Excerpt from: "Contemporary Music and Public Funding: A Bitter Pill Served on a Silver Platter?", 9nt International Conference on Cultural Economics, Boston, May 1996


b) The Attitude

Directors of orchestras and ensembles were asked about their attitude toward different contemporary music styles. The results were plotted on this radar like graph were 5 indicates a very favorable attitude and 1 a very unfavorable attitude.
The music styles were ranked in order of their accessibility to the public. Although this kind of ranking is a strong simplification, it is more meant to show the tendency from more familiar to less familiar music: a piece of composer of complex music might certainly be more challenging to hear than a minimalist piece.
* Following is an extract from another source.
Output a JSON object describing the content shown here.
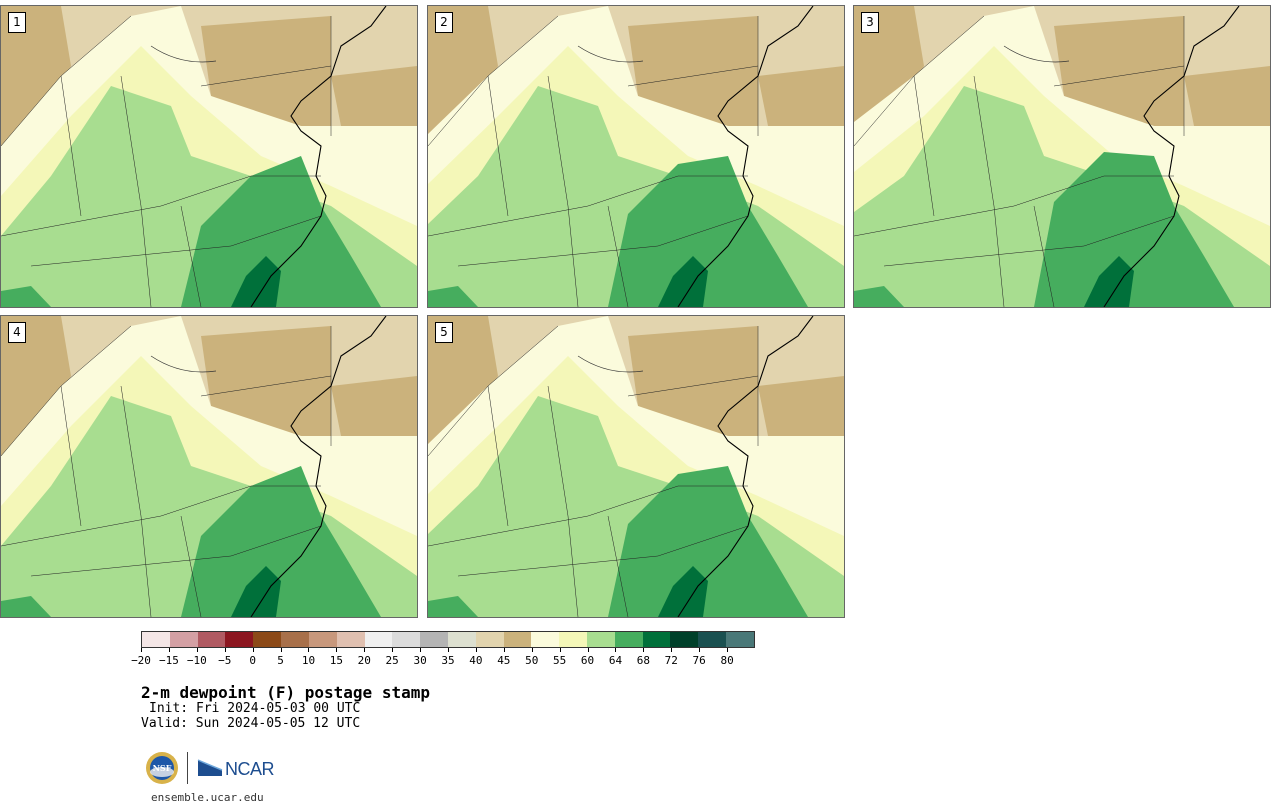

The use of radar shaped graphs allows to discern patterns. Considering the different funding systems in the 4 countries, it is likely to expect a spiral shaped graph for countries in which public money is difficult to obtain and art groups operate in a market like environment. In these countries "easy-to-listen" type of music, like "Old Masters", "Minimalists", should receive higher ranking grades than more complex music, like "Serialism" or "Electronic Music".
The results however show a remarkable similarity among the countries. A typical "spiral-like" pattern could not be detected. Especially European orchestras had strikingly similar judgments on the different music styles. However, a certain correlation between accessibility of the style of music and the funding system becomes visible if one takes a closer look at the segment between "Minimalists" and "3rd Stream". These styles find a very high ranking in the US. Also the segment Old masters to Tonal receives the highest grades. Although "Complex", "Electronics" and "Cage" are ranked highest by US orchestras, their actual occurrence in the performance schedule is very rare.

Graph 3: Orchestras' Attitude toward Styles

For Ensembles, the structure looks quite different. Although the "spiral-like" pattern is still not visible yet, we can see that the attitude toward more challenging music styles is the most positive in France, the country with the highest public support for new music. Music that is easier to listen to like "Tonal" or "Minimalists" is less favored.